Now, we're ready to make the Voronoi polygons. So we'll load up the CSV containing the (lat, long) homicide locations and iterate a couple of times to regularize our polygons:

point_file <- read.csv("data/phl_homicide.csv")
voronoi <- deldir(point_file$POINT_X, point_file$POINT_Y)
vtiles <- tile.list(voronoi)

for (i in 1:2) {
    voronoi <- deldir(tile.centroids(vtiles))
    vtiles <- tile.list(voronoi)
}

Then we'll unpack each Voronoi tile and clip to the intersection of the city outline and the voronoi polygons using the polyclip function from the polyclip package:

vtiles <- tile.list(voronoi)

out_id <- c()
out_x <- c()
out_y <- c()
for (i in 1:length(vtiles)) {
    print(i)
    vt <- vtiles[[i]]

    ##Make a list for clipping with polyclip
    vt_a <- list(list(x = vt$x, y = vt$y))
    clipped_vt <- polyclip(outline, vt_a,op=c("intersection"))
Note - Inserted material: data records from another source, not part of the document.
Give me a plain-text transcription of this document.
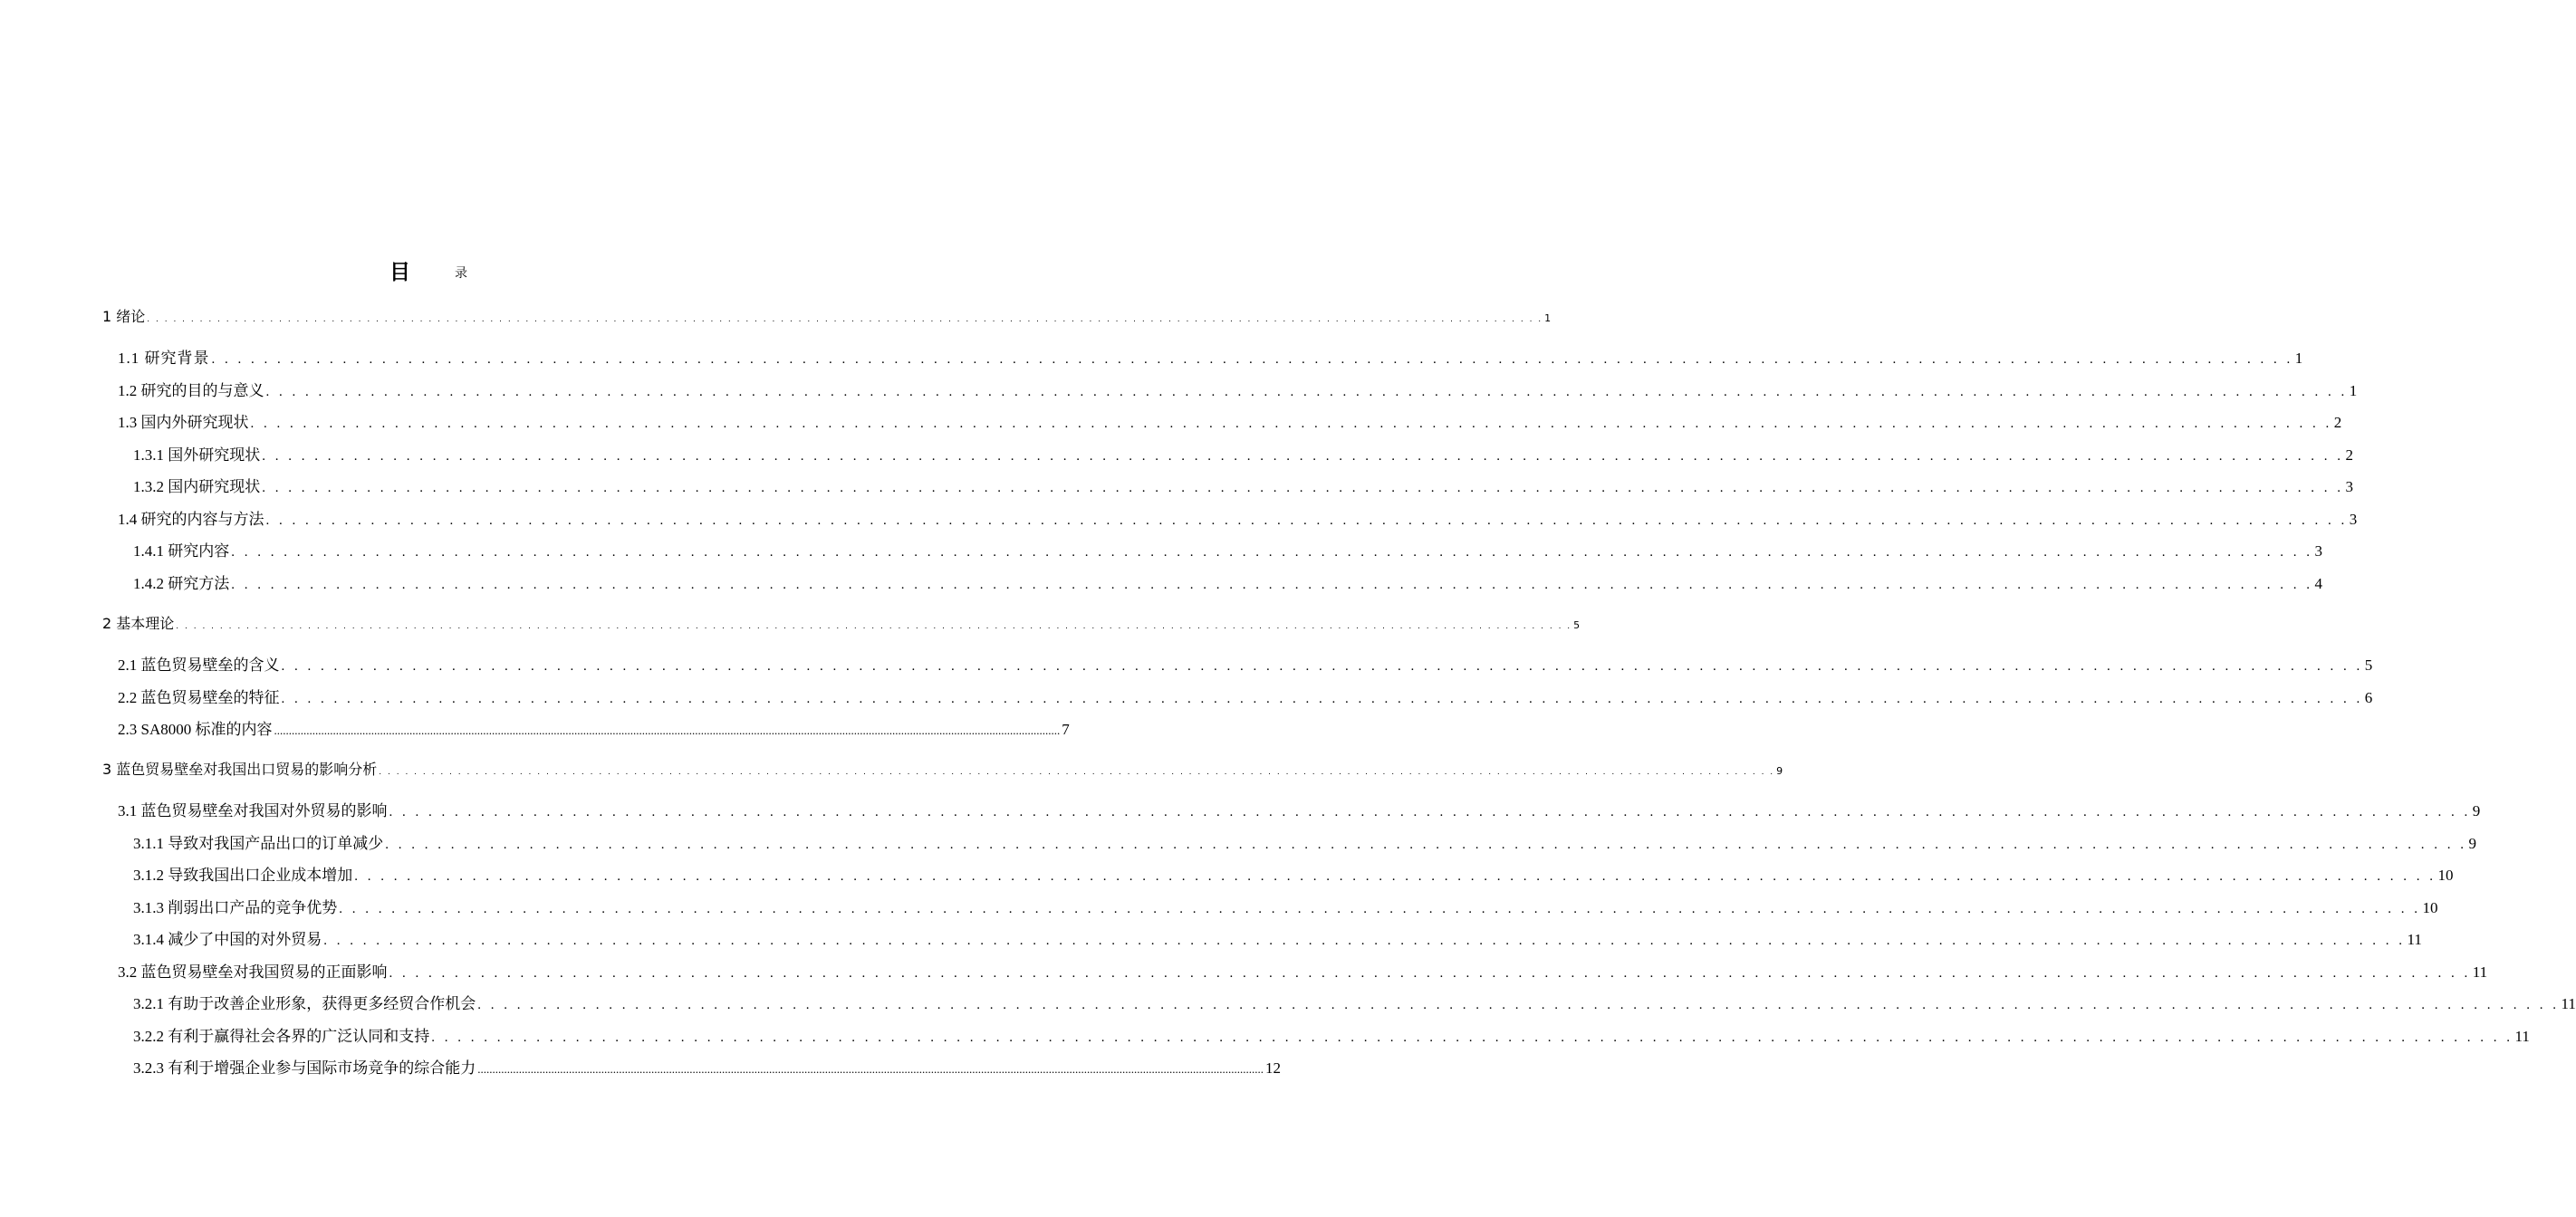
目	录
1 绪论 . . . . . . . . . . . . . . . . . . . . . . . . . . . . . . . . . . . . . . . . . . . . . . . . . . . . . . . . . . . . . . . . . . . . . . . . . . . . . . . . . . . . . . . . . . . . . . . . . . . . . . . . . . . . . . . . . . . . . . . . . . . . . . . . . . . . . . . . . . . . . . . . . . . . . . . . . . . . . . . 1
1.1 研究背景 . . . . . . . . . . . . . . . . . . . . . . . . . . . . . . . . . . . . . . . . . . . . . . . . . . . . . . . . . . . . . . . . . . . . . . . . . . . . . . . . . . . . . . . . . . . . . . . . . . . . . . . . . . . . . . . . . . . . . . . . . . . . . . . . . . . . . . . . . . . . . . . . . . . . . . . . . . . . . . . 1
1.2 研究的目的与意义 . . . . . . . . . . . . . . . . . . . . . . . . . . . . . . . . . . . . . . . . . . . . . . . . . . . . . . . . . . . . . . . . . . . . . . . . . . . . . . . . . . . . . . . . . . . . . . . . . . . . . . . . . . . . . . . . . . . . . . . . . . . . . . . . . . . . . . . . . . . . . . . . . . . . . . . . . . . . . . . 1
1.3 国内外研究现状 . . . . . . . . . . . . . . . . . . . . . . . . . . . . . . . . . . . . . . . . . . . . . . . . . . . . . . . . . . . . . . . . . . . . . . . . . . . . . . . . . . . . . . . . . . . . . . . . . . . . . . . . . . . . . . . . . . . . . . . . . . . . . . . . . . . . . . . . . . . . . . . . . . . . . . . . . . . . . . . 2
1.3.1 国外研究现状 . . . . . . . . . . . . . . . . . . . . . . . . . . . . . . . . . . . . . . . . . . . . . . . . . . . . . . . . . . . . . . . . . . . . . . . . . . . . . . . . . . . . . . . . . . . . . . . . . . . . . . . . . . . . . . . . . . . . . . . . . . . . . . . . . . . . . . . . . . . . . . . . . . . . . . . . . . . . . . . 2
1.3.2 国内研究现状 . . . . . . . . . . . . . . . . . . . . . . . . . . . . . . . . . . . . . . . . . . . . . . . . . . . . . . . . . . . . . . . . . . . . . . . . . . . . . . . . . . . . . . . . . . . . . . . . . . . . . . . . . . . . . . . . . . . . . . . . . . . . . . . . . . . . . . . . . . . . . . . . . . . . . . . . . . . . . . . 3
1.4 研究的内容与方法 . . . . . . . . . . . . . . . . . . . . . . . . . . . . . . . . . . . . . . . . . . . . . . . . . . . . . . . . . . . . . . . . . . . . . . . . . . . . . . . . . . . . . . . . . . . . . . . . . . . . . . . . . . . . . . . . . . . . . . . . . . . . . . . . . . . . . . . . . . . . . . . . . . . . . . . . . . . . . . . 3
1.4.1 研究内容 . . . . . . . . . . . . . . . . . . . . . . . . . . . . . . . . . . . . . . . . . . . . . . . . . . . . . . . . . . . . . . . . . . . . . . . . . . . . . . . . . . . . . . . . . . . . . . . . . . . . . . . . . . . . . . . . . . . . . . . . . . . . . . . . . . . . . . . . . . . . . . . . . . . . . . . . . . . . . . . 3
1.4.2 研究方法 . . . . . . . . . . . . . . . . . . . . . . . . . . . . . . . . . . . . . . . . . . . . . . . . . . . . . . . . . . . . . . . . . . . . . . . . . . . . . . . . . . . . . . . . . . . . . . . . . . . . . . . . . . . . . . . . . . . . . . . . . . . . . . . . . . . . . . . . . . . . . . . . . . . . . . . . . . . . . . . 4
2 基本理论 . . . . . . . . . . . . . . . . . . . . . . . . . . . . . . . . . . . . . . . . . . . . . . . . . . . . . . . . . . . . . . . . . . . . . . . . . . . . . . . . . . . . . . . . . . . . . . . . . . . . . . . . . . . . . . . . . . . . . . . . . . . . . . . . . . . . . . . . . . . . . . . . . . . . . . . . . . . . . . . 5
2.1 蓝色贸易壁垒的含义 . . . . . . . . . . . . . . . . . . . . . . . . . . . . . . . . . . . . . . . . . . . . . . . . . . . . . . . . . . . . . . . . . . . . . . . . . . . . . . . . . . . . . . . . . . . . . . . . . . . . . . . . . . . . . . . . . . . . . . . . . . . . . . . . . . . . . . . . . . . . . . . . . . . . . . . . . . . . . . . 5
2.2 蓝色贸易壁垒的特征 . . . . . . . . . . . . . . . . . . . . . . . . . . . . . . . . . . . . . . . . . . . . . . . . . . . . . . . . . . . . . . . . . . . . . . . . . . . . . . . . . . . . . . . . . . . . . . . . . . . . . . . . . . . . . . . . . . . . . . . . . . . . . . . . . . . . . . . . . . . . . . . . . . . . . . . . . . . . . . . 6
2.3 SA8000 标准的内容 ........................................................................................................................................................................................................................................................................... 7
3 蓝色贸易壁垒对我国出口贸易的影响分析 . . . . . . . . . . . . . . . . . . . . . . . . . . . . . . . . . . . . . . . . . . . . . . . . . . . . . . . . . . . . . . . . . . . . . . . . . . . . . . . . . . . . . . . . . . . . . . . . . . . . . . . . . . . . . . . . . . . . . . . . . . . . . . . . . . . . . . . . . . . . . . . . . . . . . . . . . . . . . . . 9
3.1 蓝色贸易壁垒对我国对外贸易的影响 . . . . . . . . . . . . . . . . . . . . . . . . . . . . . . . . . . . . . . . . . . . . . . . . . . . . . . . . . . . . . . . . . . . . . . . . . . . . . . . . . . . . . . . . . . . . . . . . . . . . . . . . . . . . . . . . . . . . . . . . . . . . . . . . . . . . . . . . . . . . . . . . . . . . . . . . . . . . . . . 9
3.1.1 导致对我国产品出口的订单减少 . . . . . . . . . . . . . . . . . . . . . . . . . . . . . . . . . . . . . . . . . . . . . . . . . . . . . . . . . . . . . . . . . . . . . . . . . . . . . . . . . . . . . . . . . . . . . . . . . . . . . . . . . . . . . . . . . . . . . . . . . . . . . . . . . . . . . . . . . . . . . . . . . . . . . . . . . . . . . . . 9
3.1.2 导致我国出口企业成本增加 . . . . . . . . . . . . . . . . . . . . . . . . . . . . . . . . . . . . . . . . . . . . . . . . . . . . . . . . . . . . . . . . . . . . . . . . . . . . . . . . . . . . . . . . . . . . . . . . . . . . . . . . . . . . . . . . . . . . . . . . . . . . . . . . . . . . . . . . . . . . . . . . . . . . . . . . . . . . . . . 10
3.1.3 削弱出口产品的竞争优势 . . . . . . . . . . . . . . . . . . . . . . . . . . . . . . . . . . . . . . . . . . . . . . . . . . . . . . . . . . . . . . . . . . . . . . . . . . . . . . . . . . . . . . . . . . . . . . . . . . . . . . . . . . . . . . . . . . . . . . . . . . . . . . . . . . . . . . . . . . . . . . . . . . . . . . . . . . . . . . . 10
3.1.4 减少了中国的对外贸易 . . . . . . . . . . . . . . . . . . . . . . . . . . . . . . . . . . . . . . . . . . . . . . . . . . . . . . . . . . . . . . . . . . . . . . . . . . . . . . . . . . . . . . . . . . . . . . . . . . . . . . . . . . . . . . . . . . . . . . . . . . . . . . . . . . . . . . . . . . . . . . . . . . . . . . . . . . . . . . . 11
3.2 蓝色贸易壁垒对我国贸易的正面影响 . . . . . . . . . . . . . . . . . . . . . . . . . . . . . . . . . . . . . . . . . . . . . . . . . . . . . . . . . . . . . . . . . . . . . . . . . . . . . . . . . . . . . . . . . . . . . . . . . . . . . . . . . . . . . . . . . . . . . . . . . . . . . . . . . . . . . . . . . . . . . . . . . . . . . . . . . . . . . . . 11
3.2.1 有助于改善企业形象，获得更多经贸合作机会 . . . . . . . . . . . . . . . . . . . . . . . . . . . . . . . . . . . . . . . . . . . . . . . . . . . . . . . . . . . . . . . . . . . . . . . . . . . . . . . . . . . . . . . . . . . . . . . . . . . . . . . . . . . . . . . . . . . . . . . . . . . . . . . . . . . . . . . . . . . . . . . . . . . . . . . . . . . . . . . 11
3.2.2 有利于赢得社会各界的广泛认同和支持 . . . . . . . . . . . . . . . . . . . . . . . . . . . . . . . . . . . . . . . . . . . . . . . . . . . . . . . . . . . . . . . . . . . . . . . . . . . . . . . . . . . . . . . . . . . . . . . . . . . . . . . . . . . . . . . . . . . . . . . . . . . . . . . . . . . . . . . . . . . . . . . . . . . . . . . . . . . . . . . 11
3.2.3 有利于增强企业参与国际市场竞争的综合能力 ........................................................................................................................................................................................................................................................................... 12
    ## This is important in case a polygon essentially
    ## gets clipped out of existence
    if (length(clipped_vt) > 0) {
        clipped_vt <- clipped_vt[[1]]
        for (j in 1:length(clipped_vt$x)) {
            out_x <-  append(out_x,clipped_vt$x[j])
            out_y <- append(out_y, clipped_vt$y[j])
            out_id <- append(out_id,i)
        }
    }

plot_df <- data.frame(x = out_x, y = out_y, id = out_id)

Finally, we just have to do the slightly annoying work of creating a spatialPointsDataFrame for our clipped polygons and writing it out to geojson to load up for plotting in d3:

## Convert to polygon objects using plyr
polygons <- dlply(plot_df, .(id), function(x) {
    Polygons(list(Polygon(cbind(c(x$x,x$x[1]),c(x$y,x$y[1])))), ID = x$id[1])
})

## Just to make sure we're getting the right IDs for all of the included
## polygons (a bit hacky)
ids <- c()
for (i in 1:length(polygons)) {
    ids <- append(ids, polygons[[i]]@ID)
}

## Make into spatial polygons
srl <- SpatialPolygons(polygons)

## Now make some data to bind to the output
## spatialpolygons dataframe we'll export to geojson
in_data <- data.frame(id = ids)

##Fix row names to match polygon names (important!)
row.names(in_data) <- ids

##Make a spatialPolygonsDataFrame with one polygon for each of our
##voronoi polygons
spdf <- SpatialPolygonsDataFrame(srl, data = in_data)

##Write out to geojson
writeOGR(spdf, "phl_voronoi.geojson", "phl_homicide", driver = "GeoJSON")
Which yields this:

And that's where we're going to wrap up Part 1!

In Part 2, we'll talk about getting the polygon data into d3 and filling in colors based on polygon intensity. We'll also cover how to overlay the Voronoi intensity map with a neighborhood grid and to use tooltips that show neighborhood names on mouseover.